Asher Tan, co-founder and CEO of CoinJar, a UK Financial Conduct Authority-registered cryptocurrency exchange, shared with Cointelegraph that the letter represents a “growing frustration across the digital asset landscape” that the UK is at risk of “regulating tomorrow’s financial architecture with outdated assumptions.”
Jakob Kronbichler, co-founder and CEO of Clearpool, an onchain credit marketplace, stated that stablecoins are already serving as infrastructure for payments, capital markets, and onchain credit, rather than being merely “experimental products.”
He expressed that if regulation continues to regard them as “niche or temporary,” it may hinder adoption in the very sectors where the UK aspires to lead.
Related: FCA trials crypto transparency templates as UK shapes new rulebook
The Bank of England’s stablecoin agenda
Under the proposed regulatory framework for sterling-denominated systemic stablecoins, the Bank intends to impose temporary holding caps of £20,000 ($26,500) per coin for individuals and about $13.3 million for businesses, with exemptions for larger corporations.
Issuers would need to maintain at least 40% of their reserves as non-interest-bearing deposits at the bank and up to 60% in short-term UK government securities.
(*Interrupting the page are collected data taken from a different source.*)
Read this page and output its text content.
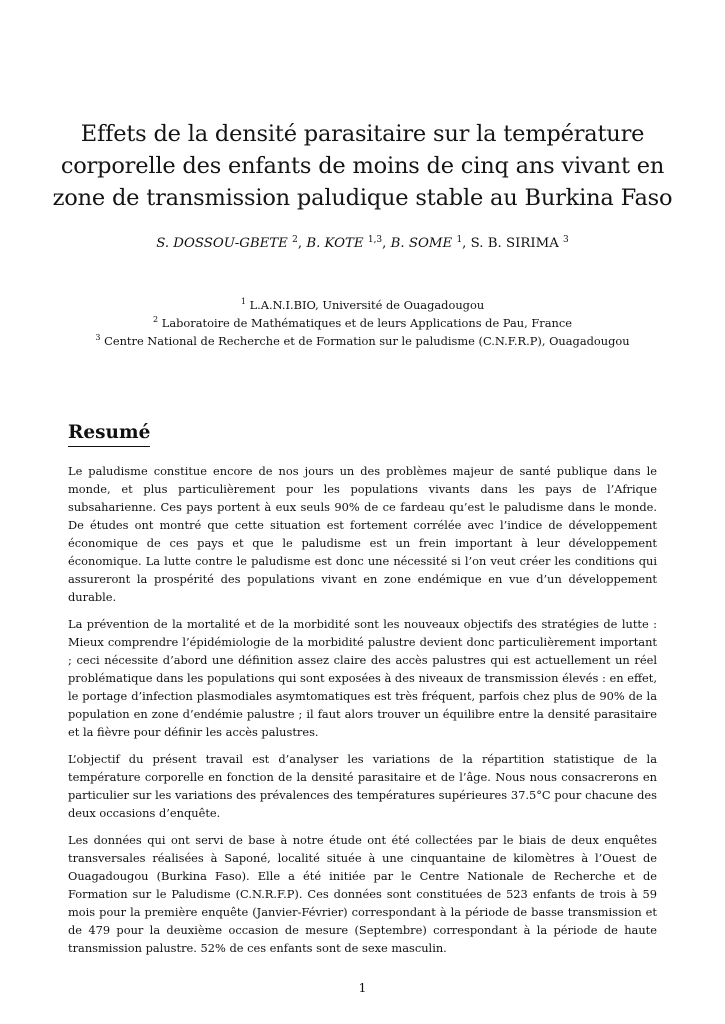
Effets de la densité parasitaire sur la température corporelle des enfants de moins de cinq ans vivant en zone de transmission paludique stable au Burkina Faso
S. DOSSOU-GBETE $^2$, B. KOTE $^{1,3}$, B. SOME $^1$, S. B. SIRIMA $^3$
$^1$ L.A.N.I.BIO, Université de Ouagadougou
$^2$ Laboratoire de Mathématiques et de leurs Applications de Pau, France
$^3$ Centre National de Recherche et de Formation sur le paludisme (C.N.F.R.P), Ouagadougou
Resumé

Le paludisme constitue encore de nos jours un des problèmes majeur de santé publique dans le monde, et plus particulièrement pour les populations vivants dans les pays de l’Afrique subsaharienne. Ces pays portent à eux seuls 90% de ce fardeau qu’est le paludisme dans le monde. De études ont montré que cette situation est fortement corrélée avec l’indice de développement économique de ces pays et que le paludisme est un frein important à leur développement économique. La lutte contre le paludisme est donc une nécessité si l’on veut créer les conditions qui assureront la prospérité des populations vivant en zone endémique en vue d’un développement durable.

La prévention de la mortalité et de la morbidité sont les nouveaux objectifs des stratégies de lutte : Mieux comprendre l’épidémiologie de la morbidité palustre devient donc particulièrement important ; ceci nécessite d’abord une définition assez claire des accès palustres qui est actuellement un réel problématique dans les populations qui sont exposées à des niveaux de transmission élevés : en effet, le portage d’infection plasmodiales asymtomatiques est très fréquent, parfois chez plus de 90% de la population en zone d’endémie palustre ; il faut alors trouver un équilibre entre la densité parasitaire et la fièvre pour définir les accès palustres.

L’objectif du présent travail est d’analyser les variations de la répartition statistique de la température corporelle en fonction de la densité parasitaire et de l’âge. Nous nous consacrerons en particulier sur les variations des prévalences des températures supérieures 37.5°C pour chacune des deux occasions d’enquête.

Les données qui ont servi de base à notre étude ont été collectées par le biais de deux enquêtes transversales réalisées à Saponé, localité située à une cinquantaine de kilomètres à l’Ouest de Ouagadougou (Burkina Faso). Elle a été initiée par le Centre Nationale de Recherche et de Formation sur le Paludisme (C.N.R.F.P). Ces données sont constituées de 523 enfants de trois à 59 mois pour la première enquête (Janvier-Février) correspondant à la période de basse transmission et de 479 pour la deuxième occasion de mesure (Septembre) correspondant à la période de haute transmission palustre. 52% de ces enfants sont de sexe masculin.

1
Tan remarked that proposals such as hard caps or limitations on reserve economics restrict functionality too severely. “They won’t fully eliminate risk,” he added, “it will merely shift activity to jurisdictions with more adaptable regulatory environments.”
Related: Bank of England governor says stablecoins could reduce reliance on banks
How the UK compares to other jurisdictions
In the European Union, the Markets in Crypto-Assets Regulation (MiCA) already offers a functional framework for euro and other asset-referenced tokens, capping non-EU currency stablecoins to safeguard monetary sovereignty rather than to limit overall market growth.
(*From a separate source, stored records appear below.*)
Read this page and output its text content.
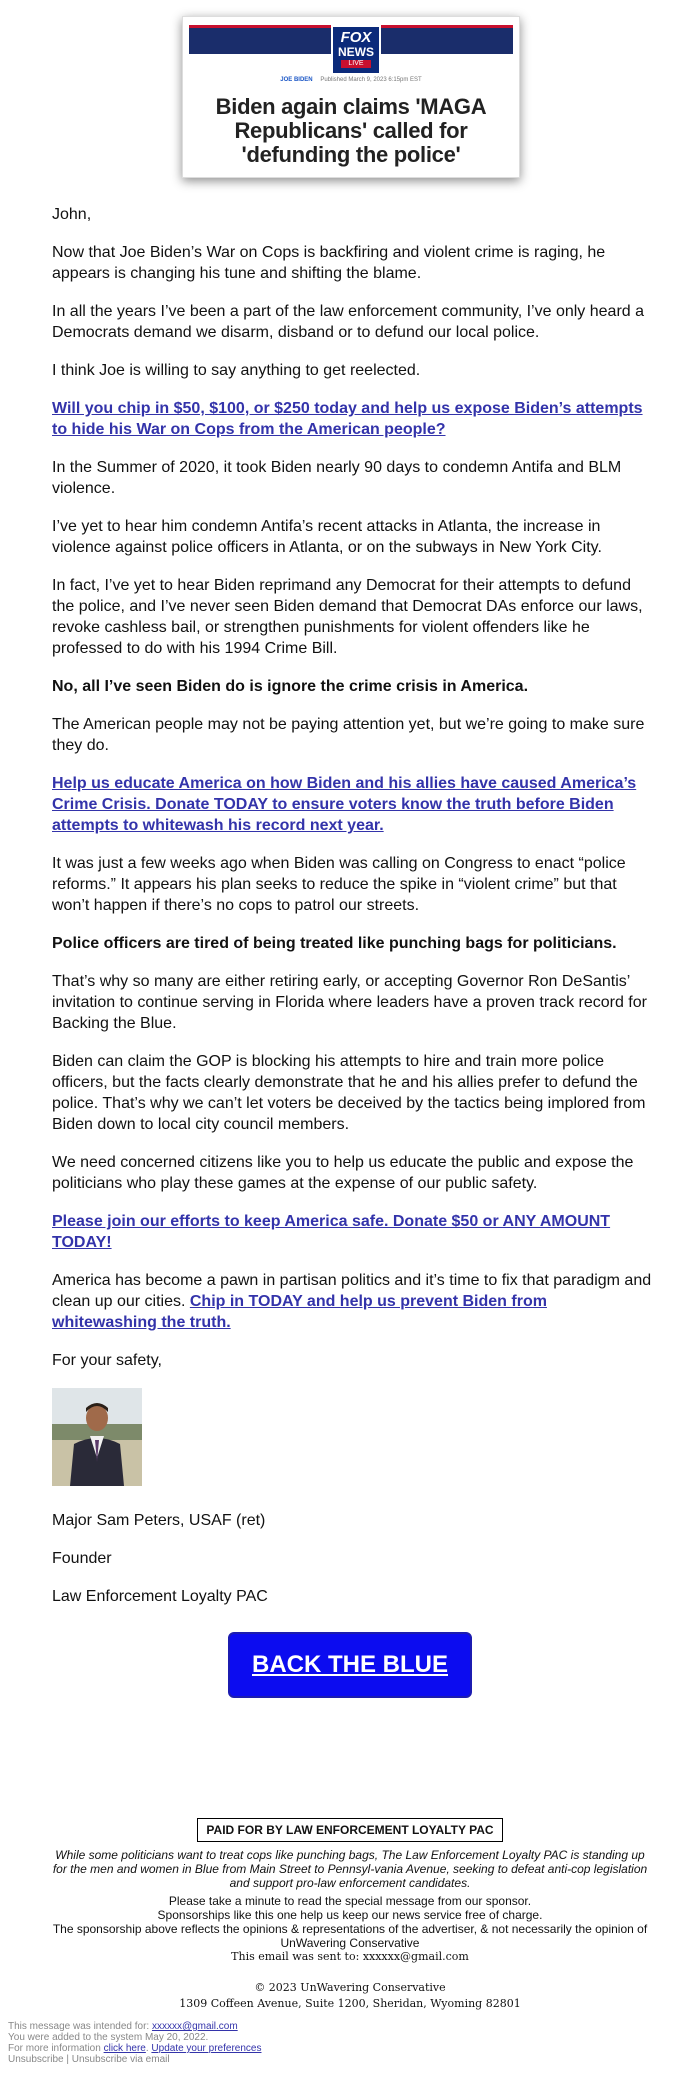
FOX
NEWS
LIVE
JOE BIDEN Published March 9, 2023 6:15pm EST
Biden again claims 'MAGA Republicans' called for 'defunding the police'

John,

Now that Joe Biden’s War on Cops is backfiring and violent crime is raging, he appears is changing his tune and shifting the blame.

In all the years I’ve been a part of the law enforcement community, I’ve only heard a Democrats demand we disarm, disband or to defund our local police.

I think Joe is willing to say anything to get reelected.

Will you chip in $50, $100, or $250 today and help us expose Biden’s attempts to hide his War on Cops from the American people?

In the Summer of 2020, it took Biden nearly 90 days to condemn Antifa and BLM violence.

I’ve yet to hear him condemn Antifa’s recent attacks in Atlanta, the increase in violence against police officers in Atlanta, or on the subways in New York City.

In fact, I’ve yet to hear Biden reprimand any Democrat for their attempts to defund the police, and I’ve never seen Biden demand that Democrat DAs enforce our laws, revoke cashless bail, or strengthen punishments for violent offenders like he professed to do with his 1994 Crime Bill.

No, all I’ve seen Biden do is ignore the crime crisis in America.

The American people may not be paying attention yet, but we’re going to make sure they do.

Help us educate America on how Biden and his allies have caused America’s Crime Crisis. Donate TODAY to ensure voters know the truth before Biden attempts to whitewash his record next year.

It was just a few weeks ago when Biden was calling on Congress to enact “police reforms.” It appears his plan seeks to reduce the spike in “violent crime” but that won’t happen if there’s no cops to patrol our streets.

Police officers are tired of being treated like punching bags for politicians.

That’s why so many are either retiring early, or accepting Governor Ron DeSantis’ invitation to continue serving in Florida where leaders have a proven track record for Backing the Blue.

Biden can claim the GOP is blocking his attempts to hire and train more police officers, but the facts clearly demonstrate that he and his allies prefer to defund the police. That’s why we can’t let voters be deceived by the tactics being implored from Biden down to local city council members.

We need concerned citizens like you to help us educate the public and expose the politicians who play these games at the expense of our public safety.

Please join our efforts to keep America safe. Donate $50 or ANY AMOUNT TODAY!

America has become a pawn in partisan politics and it’s time to fix that paradigm and clean up our cities. Chip in TODAY and help us prevent Biden from whitewashing the truth.

For your safety,

Major Sam Peters, USAF (ret)

Founder

Law Enforcement Loyalty PAC

BACK THE BLUE
PAID FOR BY LAW ENFORCEMENT LOYALTY PAC
While some politicians want to treat cops like punching bags, The Law Enforcement Loyalty PAC is standing up for the men and women in Blue from Main Street to Pennsyl-vania Avenue, seeking to defeat anti-cop legislation and support pro-law enforcement candidates.
Please take a minute to read the special message from our sponsor.
Sponsorships like this one help us keep our news service free of charge.
The sponsorship above reflects the opinions & representations of the advertiser, & not necessarily the opinion of UnWavering Conservative
This email was sent to: xxxxxx@gmail.com
© 2023 UnWavering Conservative
1309 Coffeen Avenue, Suite 1200, Sheridan, Wyoming 82801
This message was intended for: xxxxxx@gmail.com
You were added to the system May 20, 2022.
For more information click here. Update your preferences
Unsubscribe | Unsubscribe via email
In contrast, the Bank of England’s per-user limits and wholesale restrictions impose greater constraints, risking tighter usage regulations than those in MiCA.
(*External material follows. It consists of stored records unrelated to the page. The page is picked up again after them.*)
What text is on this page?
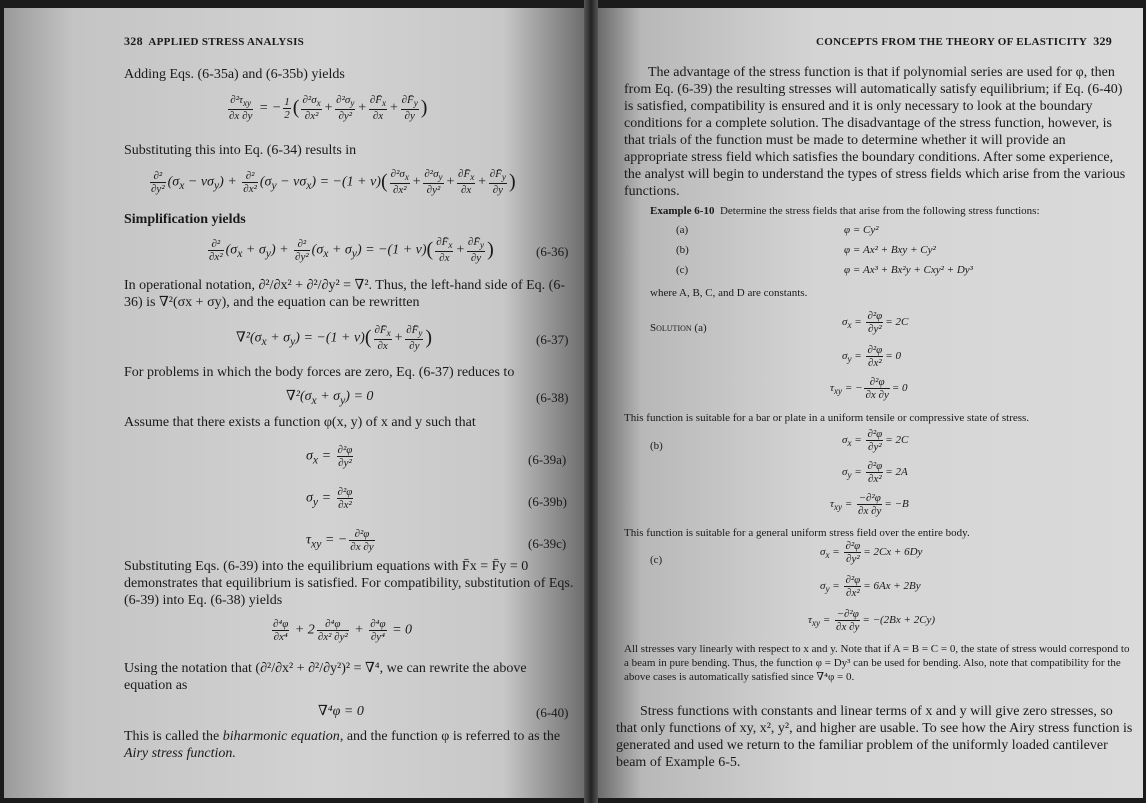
328 APPLIED STRESS ANALYSIS
Adding Eqs. (6-35a) and (6-35b) yields
$\frac{\partial^2\tau_{xy}}{\partial x \partial y}$ = − $\frac{1}{2}$ ( $\frac{\partial^2\sigma_x}{\text{∂x²}} + \frac{\partial^2\sigma_y}{\text{∂y²}} + \frac{\partial F̄_x}{\partial x} + \frac{\partial F̄_y}{\partial y}$ )
Substituting this into Eq. (6-34) results in
$\frac{\text{∂²}}{\text{∂y²}} (\sigma_x - \nu\sigma_y) + \frac{\text{∂²}}{\text{∂x²}} (\sigma_y - \nu\sigma_x) = -(1 + \nu)( \frac{\partial^2\sigma_x}{\text{∂x²}} + \frac{\partial^2\sigma_y}{\text{∂y²}} + \frac{\partial F̄_x}{\partial x} + \frac{\partial F̄_y}{\partial y}$ )
Simplification yields
$\frac{\text{∂²}}{\text{∂x²}} (\sigma_x + \sigma_y) + \frac{\text{∂²}}{\text{∂y²}} (\sigma_x + \sigma_y) = -(1 + \nu)( \frac{\partial F̄_x}{\partial x} + \frac{\partial F̄_y}{\partial y}$ )	(6-36)
In operational notation, ∂²/∂x² + ∂²/∂y² = ∇². Thus, the left-hand side of Eq. (6-36) is ∇²(σx + σy), and the equation can be rewritten
$\nabla^2(\sigma_x + \sigma_y) = -(1 + \nu)( \frac{\partial F̄_x}{\partial x} + \frac{\partial F̄_y}{\partial y}$ )	(6-37)
For problems in which the body forces are zero, Eq. (6-37) reduces to
$\nabla^2(\sigma_x + \sigma_y) = 0$	(6-38)
Assume that there exists a function φ(x, y) of x and y such that
$\sigma_x = \frac{\text{∂²φ}}{\text{∂y²}}$	(6-39a)
$\sigma_y = \frac{\text{∂²φ}}{\text{∂x²}}$	(6-39b)
$\tau_{xy}$ = − $\frac{\text{∂²φ}}{\partial x \partial y}$	(6-39c)
Substituting Eqs. (6-39) into the equilibrium equations with F̄x = F̄y = 0 demonstrates that equilibrium is satisfied. For compatibility, substitution of Eqs. (6-39) into Eq. (6-38) yields
$\frac{\text{∂⁴φ}}{\text{∂x⁴}} + 2 \frac{\text{∂⁴φ}}{\text{∂x² ∂y²}} + \frac{\text{∂⁴φ}}{\text{∂y⁴}} = 0$
Using the notation that (∂²/∂x² + ∂²/∂y²)² = ∇⁴, we can rewrite the above equation as
∇⁴φ = 0	(6-40)
This is called the biharmonic equation, and the function φ is referred to as the Airy stress function.
CONCEPTS FROM THE THEORY OF ELASTICITY 329
The advantage of the stress function is that if polynomial series are used for φ, then from Eq. (6-39) the resulting stresses will automatically satisfy equilibrium; if Eq. (6-40) is satisfied, compatibility is ensured and it is only necessary to look at the boundary conditions for a complete solution. The disadvantage of the stress function, however, is that trials of the function must be made to determine whether it will provide an appropriate stress field which satisfies the boundary conditions. After some experience, the analyst will begin to understand the types of stress fields which arise from the various functions.
Example 6-10 Determine the stress fields that arise from the following stress functions:
(a)	φ = Cy²
(b)	φ = Ax² + Bxy + Cy²
(c)	φ = Ax³ + Bx²y + Cxy² + Dy³
where A, B, C, and D are constants.
Solution (a)	$\sigma_x = \frac{\text{∂²φ}}{\text{∂y²}} = 2C$
$\sigma_y = \frac{\text{∂²φ}}{\text{∂x²}} = 0$
$\tau_{xy}$ = − $\frac{\text{∂²φ}}{\partial x \partial y} = 0$
This function is suitable for a bar or plate in a uniform tensile or compressive state of stress.
(b)	$\sigma_x = \frac{\text{∂²φ}}{\text{∂y²}} = 2C$
$\sigma_y = \frac{\text{∂²φ}}{\text{∂x²}} = 2A$
$\tau_{xy} = \frac{\text{−∂²φ}}{\partial x \partial y} = -B$
This function is suitable for a general uniform stress field over the entire body.
(c)
$\sigma_x = \frac{\text{∂²φ}}{\text{∂y²}} = 2Cx + 6Dy$
$\sigma_y = \frac{\text{∂²φ}}{\text{∂x²}} = 6Ax + 2By$
$\tau_{xy} = \frac{\text{−∂²φ}}{\partial x \partial y} = -(2Bx + 2Cy)$
All stresses vary linearly with respect to x and y. Note that if A = B = C = 0, the state of stress would correspond to a beam in pure bending. Thus, the function φ = Dy³ can be used for bending. Also, note that compatibility for the above cases is automatically satisfied since ∇⁴φ = 0.
Stress functions with constants and linear terms of x and y will give zero stresses, so that only functions of xy, x², y², and higher are usable. To see how the Airy stress function is generated and used we return to the familiar problem of the uniformly loaded cantilever beam of Example 6-5.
In the US, the newly passed GENIUS Act aims to facilitate large-scale payment and settlement applications without blanket per-wallet caps or a restrictive sandbox model, which the authors of the UK letter claim puts London in danger of watching the EU and US capture the “next wave of capital markets innovation.” Kronbichler commented:
“If pound-denominated stablecoins are systematically less efficient than offshore options, activity won’t disappear; it will migrate overseas.”